After all that was done, I came home, fixed a sandwich and headed off to class. Because there was very little traffic on the roads yesterday, I made it to school with an hour to spare. It was only when I got there and saw a sign on the door that said: "Please do not enter. Thanks! Fran" that I remembered: TEST!! (I've also discovered that if there's a note on a door, I'm just not going to read it any more). I went in the student lounge and sat down with my flash cards for some last minute reviewing.

The test came in two parts. The first part was written and the second part was palpation. You were paired up for the second part based on when you finished with your written test.

Of course, with the way my day had been going up to that point, I don't know why I was suprised that I got paired up with who I did.

There is this one guy in the class that I cannot stand. I do not like him touching me at all little less performing massage on me. This guy is creepy and is the one always making the sexual jokes. On top of that, he just doesn't get massage. He never stands correctly. Everytime the teacher corrects him (ON THE SAME THING!!) he responds with: "We'll get it." I always want to say: "We've got it. You're the only one who needs to catch up." I hate this guy touching me so much that after the classes when I have to work with him, I rush home and shower with the HOTTEST water I can possibly stand.

The good news is that I got an 80% on the written test and a perfect 100% on the palpation.

After class, I was just glad the day was over. One of my friends from class invited me over to her house to have a beer. I gladly accepted. I got to meet her husband and one of his friends, who had a five hour head start on drinking and were showing it. Even drunk, these two gentlemen were charming and funny. I really enjoyed hanging out with them. It was a chance for me to forget about the rest of my crappy day.

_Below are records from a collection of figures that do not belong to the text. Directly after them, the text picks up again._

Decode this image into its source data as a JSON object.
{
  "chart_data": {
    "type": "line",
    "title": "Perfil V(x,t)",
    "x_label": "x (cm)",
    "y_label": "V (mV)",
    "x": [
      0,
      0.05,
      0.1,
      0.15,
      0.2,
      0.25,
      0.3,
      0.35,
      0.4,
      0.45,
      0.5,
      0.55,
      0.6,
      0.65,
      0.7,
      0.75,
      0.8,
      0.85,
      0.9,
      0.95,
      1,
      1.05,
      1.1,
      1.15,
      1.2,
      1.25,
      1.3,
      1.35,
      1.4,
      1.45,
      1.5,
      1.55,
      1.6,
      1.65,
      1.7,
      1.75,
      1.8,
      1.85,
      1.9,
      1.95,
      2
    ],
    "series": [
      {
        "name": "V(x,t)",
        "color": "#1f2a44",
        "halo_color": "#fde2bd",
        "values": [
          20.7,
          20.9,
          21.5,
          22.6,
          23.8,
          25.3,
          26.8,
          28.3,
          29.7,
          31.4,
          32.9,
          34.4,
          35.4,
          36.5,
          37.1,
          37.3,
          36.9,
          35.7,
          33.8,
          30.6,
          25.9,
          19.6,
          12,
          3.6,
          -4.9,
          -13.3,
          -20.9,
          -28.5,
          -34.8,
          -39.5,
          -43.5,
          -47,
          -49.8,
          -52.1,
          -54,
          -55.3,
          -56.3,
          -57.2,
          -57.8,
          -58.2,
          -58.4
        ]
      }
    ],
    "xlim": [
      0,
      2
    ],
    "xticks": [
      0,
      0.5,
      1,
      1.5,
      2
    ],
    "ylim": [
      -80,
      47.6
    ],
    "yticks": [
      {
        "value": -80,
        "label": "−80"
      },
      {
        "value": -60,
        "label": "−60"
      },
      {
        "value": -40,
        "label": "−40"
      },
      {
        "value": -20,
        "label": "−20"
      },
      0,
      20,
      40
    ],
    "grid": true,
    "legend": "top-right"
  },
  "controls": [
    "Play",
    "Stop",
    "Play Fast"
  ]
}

After I left their house, I went out to the Nachez Trace Bridge where I go when I need to get away. I always go up there after dark, lay on the hood of my car (or a blanket that I spread out on the concrete) and watch the stars. There's never been any people up there at the same time as I am, so it's all mine. It is stone cold silent also. If the silence becomes too much for me and starts to weird me out too much, I'll turn on the radio and blast it while I continue to look at the stars.

Last night, the silence got to me after about 20 minutes. The radio was set to a station that I rarely listen to, but they seemed to be doing fairly well on the music front that evening, so I left it on.

The third song in began and I just absolutely lost it.

The song was "Shiny Happy People" by R.E.M.

R.E.M.

Two of the people that I adore in the world love this band. The problem is that they both live in California. On top of everything else in this day, a song that played at a quarter of midnight reminded me that I was 2,000 miles away from the people that I wanted to be closest to.